Aus Abb. 10 geht die Behebung einer Perfusionsstörung eines gestielten DMCA-Lappens (DMCA: „dorsal metacarpal artery“) hervor. Unmittelbar nach Einnähen eines „extended“ DMCA-Lappens erschien dieser sicher perfundiert und der Primärdefekt sicher gedeckt (Abb. 10 a). Am Folgetag war der Lappen nicht mehr durchblutet (Abb. 10 b). Er wurde notfallmäßig in seine ursprüngliche Lage zurückverlegt, und der Primärdefekt wurde mit einem temporären Hautersatz versorgt (Abb. 10 c). Nach 4 Tagen konnte der Lappen wieder zurückverlegt werden und zeigte ein gutes Ausheilungsergebnis (Abb. 10 d).

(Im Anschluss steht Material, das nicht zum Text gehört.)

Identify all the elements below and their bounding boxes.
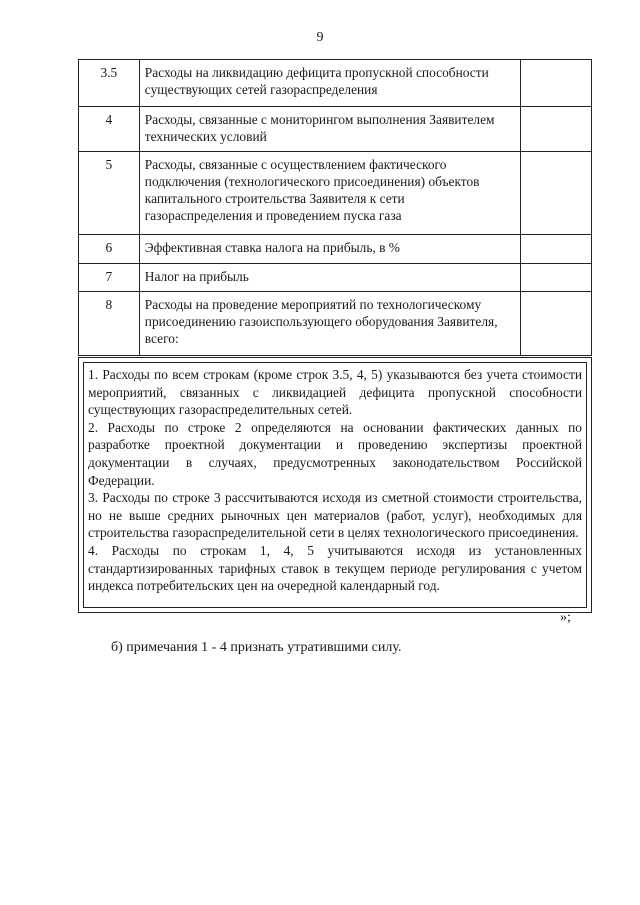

Zu den Rekonstruktionsmethoden an der Hand zählt auch der gestielte Leistenlappen. Die Ergebnisse sind hinsichtlich der Dimension und der Gewebequalität günstig, die erforderliche Einheilungsphase von 3 Wochen stellt aber ein Problem dar. Die geforderte Mobilisierung der Hand, aber auch der sonstigen Extremität, wird stark behindert, die Behandlungsdauer insgesamt deutlich verlängert. In der eigenen Klinik wird dieser Lappen hauptsächlich bei Patienten eingesetzt, bei denen Standardversorgungen aus individuellen Gründen nicht möglich sind oder aber zuvor nicht erfolgreich waren. Kommt es trotz sorgfältiger Indikationsstellung und Operationstechnik zu einer solchen Komplikation, wird man sich für eine Behandlungsform entscheiden, die die höchste Erfolgsaussicht verspricht, auch wenn damit Nachteile wie eine höhere Entnahmedefektmorbidität (Reserve: retrograder A.-radialis-Unterarmlappen) oder längere Immobilisierung und Behandlungsdauer (Reserve: gestielter Leistenlappen) verbunden sind.

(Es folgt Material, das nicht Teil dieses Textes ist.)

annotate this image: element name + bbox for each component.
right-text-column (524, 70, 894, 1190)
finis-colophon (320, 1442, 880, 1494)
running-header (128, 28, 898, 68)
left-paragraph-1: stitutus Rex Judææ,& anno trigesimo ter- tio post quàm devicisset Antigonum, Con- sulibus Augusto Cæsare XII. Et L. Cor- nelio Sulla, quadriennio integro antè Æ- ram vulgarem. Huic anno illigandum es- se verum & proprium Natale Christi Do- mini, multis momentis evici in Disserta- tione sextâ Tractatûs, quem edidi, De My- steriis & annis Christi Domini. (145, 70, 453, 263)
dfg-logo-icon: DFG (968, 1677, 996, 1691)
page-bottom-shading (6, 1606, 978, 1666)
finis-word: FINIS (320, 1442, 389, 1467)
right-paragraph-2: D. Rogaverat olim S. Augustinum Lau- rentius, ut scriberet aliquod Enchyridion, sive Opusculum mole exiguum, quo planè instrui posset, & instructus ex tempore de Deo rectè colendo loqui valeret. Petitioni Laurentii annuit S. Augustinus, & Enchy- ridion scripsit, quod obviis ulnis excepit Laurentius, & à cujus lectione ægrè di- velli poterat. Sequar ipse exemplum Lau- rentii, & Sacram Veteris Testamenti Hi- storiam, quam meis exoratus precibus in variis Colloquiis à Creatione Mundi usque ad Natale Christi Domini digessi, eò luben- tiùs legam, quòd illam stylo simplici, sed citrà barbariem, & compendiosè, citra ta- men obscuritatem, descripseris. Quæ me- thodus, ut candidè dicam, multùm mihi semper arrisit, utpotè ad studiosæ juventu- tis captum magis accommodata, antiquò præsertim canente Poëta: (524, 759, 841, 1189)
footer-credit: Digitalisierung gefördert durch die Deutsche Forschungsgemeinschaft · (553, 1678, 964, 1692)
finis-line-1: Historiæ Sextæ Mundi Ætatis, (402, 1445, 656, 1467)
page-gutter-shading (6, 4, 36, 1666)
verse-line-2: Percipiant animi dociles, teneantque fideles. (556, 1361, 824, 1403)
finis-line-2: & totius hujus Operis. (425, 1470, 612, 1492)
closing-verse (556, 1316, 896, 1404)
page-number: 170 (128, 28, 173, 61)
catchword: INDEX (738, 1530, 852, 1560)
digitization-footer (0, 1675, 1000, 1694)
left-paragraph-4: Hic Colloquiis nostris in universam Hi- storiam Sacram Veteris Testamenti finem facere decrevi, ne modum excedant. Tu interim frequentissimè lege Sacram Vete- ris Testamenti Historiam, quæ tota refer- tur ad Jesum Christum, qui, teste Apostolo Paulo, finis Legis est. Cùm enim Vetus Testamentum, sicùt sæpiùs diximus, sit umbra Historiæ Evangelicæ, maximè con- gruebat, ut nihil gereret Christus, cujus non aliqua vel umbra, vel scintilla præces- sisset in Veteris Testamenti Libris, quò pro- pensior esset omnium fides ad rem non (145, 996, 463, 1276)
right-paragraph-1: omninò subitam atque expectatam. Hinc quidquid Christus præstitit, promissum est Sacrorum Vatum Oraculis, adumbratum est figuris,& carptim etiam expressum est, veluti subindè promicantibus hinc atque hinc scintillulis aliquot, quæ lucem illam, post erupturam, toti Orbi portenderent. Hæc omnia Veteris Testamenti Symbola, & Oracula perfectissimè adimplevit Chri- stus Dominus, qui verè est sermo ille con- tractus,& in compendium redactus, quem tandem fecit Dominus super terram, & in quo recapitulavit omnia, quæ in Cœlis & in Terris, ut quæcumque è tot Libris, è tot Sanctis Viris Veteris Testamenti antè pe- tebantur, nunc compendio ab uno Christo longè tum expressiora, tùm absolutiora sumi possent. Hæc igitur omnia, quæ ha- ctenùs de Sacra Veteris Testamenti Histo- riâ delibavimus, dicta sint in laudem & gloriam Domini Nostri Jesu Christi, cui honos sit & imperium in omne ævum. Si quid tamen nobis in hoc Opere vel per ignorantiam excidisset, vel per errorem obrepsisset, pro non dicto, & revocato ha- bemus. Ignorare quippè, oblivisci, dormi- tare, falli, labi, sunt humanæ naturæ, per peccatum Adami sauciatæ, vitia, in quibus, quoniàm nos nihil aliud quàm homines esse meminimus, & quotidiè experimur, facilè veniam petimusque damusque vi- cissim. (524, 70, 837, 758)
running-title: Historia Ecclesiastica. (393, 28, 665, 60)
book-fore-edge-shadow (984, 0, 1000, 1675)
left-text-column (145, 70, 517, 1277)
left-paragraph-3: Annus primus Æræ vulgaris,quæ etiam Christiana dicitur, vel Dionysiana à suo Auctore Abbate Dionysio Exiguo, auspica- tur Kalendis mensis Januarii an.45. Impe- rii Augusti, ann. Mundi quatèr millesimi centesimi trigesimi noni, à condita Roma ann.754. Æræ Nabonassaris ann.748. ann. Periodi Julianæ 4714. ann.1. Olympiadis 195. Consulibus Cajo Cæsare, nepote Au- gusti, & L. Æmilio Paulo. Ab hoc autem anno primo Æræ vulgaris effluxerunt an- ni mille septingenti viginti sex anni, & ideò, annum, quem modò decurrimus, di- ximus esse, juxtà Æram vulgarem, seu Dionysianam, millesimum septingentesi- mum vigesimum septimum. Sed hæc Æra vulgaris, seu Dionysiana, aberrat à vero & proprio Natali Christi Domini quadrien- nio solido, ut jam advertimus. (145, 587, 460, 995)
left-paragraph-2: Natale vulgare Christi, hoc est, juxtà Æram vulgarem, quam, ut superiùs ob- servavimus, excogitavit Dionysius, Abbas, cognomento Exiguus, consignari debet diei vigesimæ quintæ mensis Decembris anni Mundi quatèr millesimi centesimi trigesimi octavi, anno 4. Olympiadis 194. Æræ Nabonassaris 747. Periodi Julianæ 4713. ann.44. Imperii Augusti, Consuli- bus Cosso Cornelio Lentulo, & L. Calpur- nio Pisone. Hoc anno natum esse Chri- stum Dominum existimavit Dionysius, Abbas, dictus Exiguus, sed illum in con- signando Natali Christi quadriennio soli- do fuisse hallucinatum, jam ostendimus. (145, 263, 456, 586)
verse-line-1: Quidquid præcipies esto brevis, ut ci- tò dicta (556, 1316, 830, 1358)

Auch der Patient selbst sollte präoperativ auf diese Aspekte hingewiesen werden. Es muss ihm möglich sein, sich für ein Verfahren mit möglichst hohen Erfolgsaussichten entscheiden zu können, auch wenn dies aus Sicht des Chirurgen wegen der genannten Überlegungen eigentlich nicht die erste Empfehlung wäre.

Fazit für die Praxis

Nicht erst große Weichteildefekte stellen hohe Anforderungen an die chirurgische Rekonstruktion. Eine verantwortungsvolle Versorgung setzt bereits bei scheinbar kleinen Läsionen eine umfangreiche Kenntnis über Rekonstruktionsanforderungen und -möglichkeiten voraus. Da freie Gewebetransplantationen bereits seit langem fester Bestandteil der therapeutischen Optionen sind, ist es bei entsprechender Notwendigkeit sinnvoll, diese Versorgungen Zentren zu überlassen, die über die dafür erforderliche Erfahrung verfügen.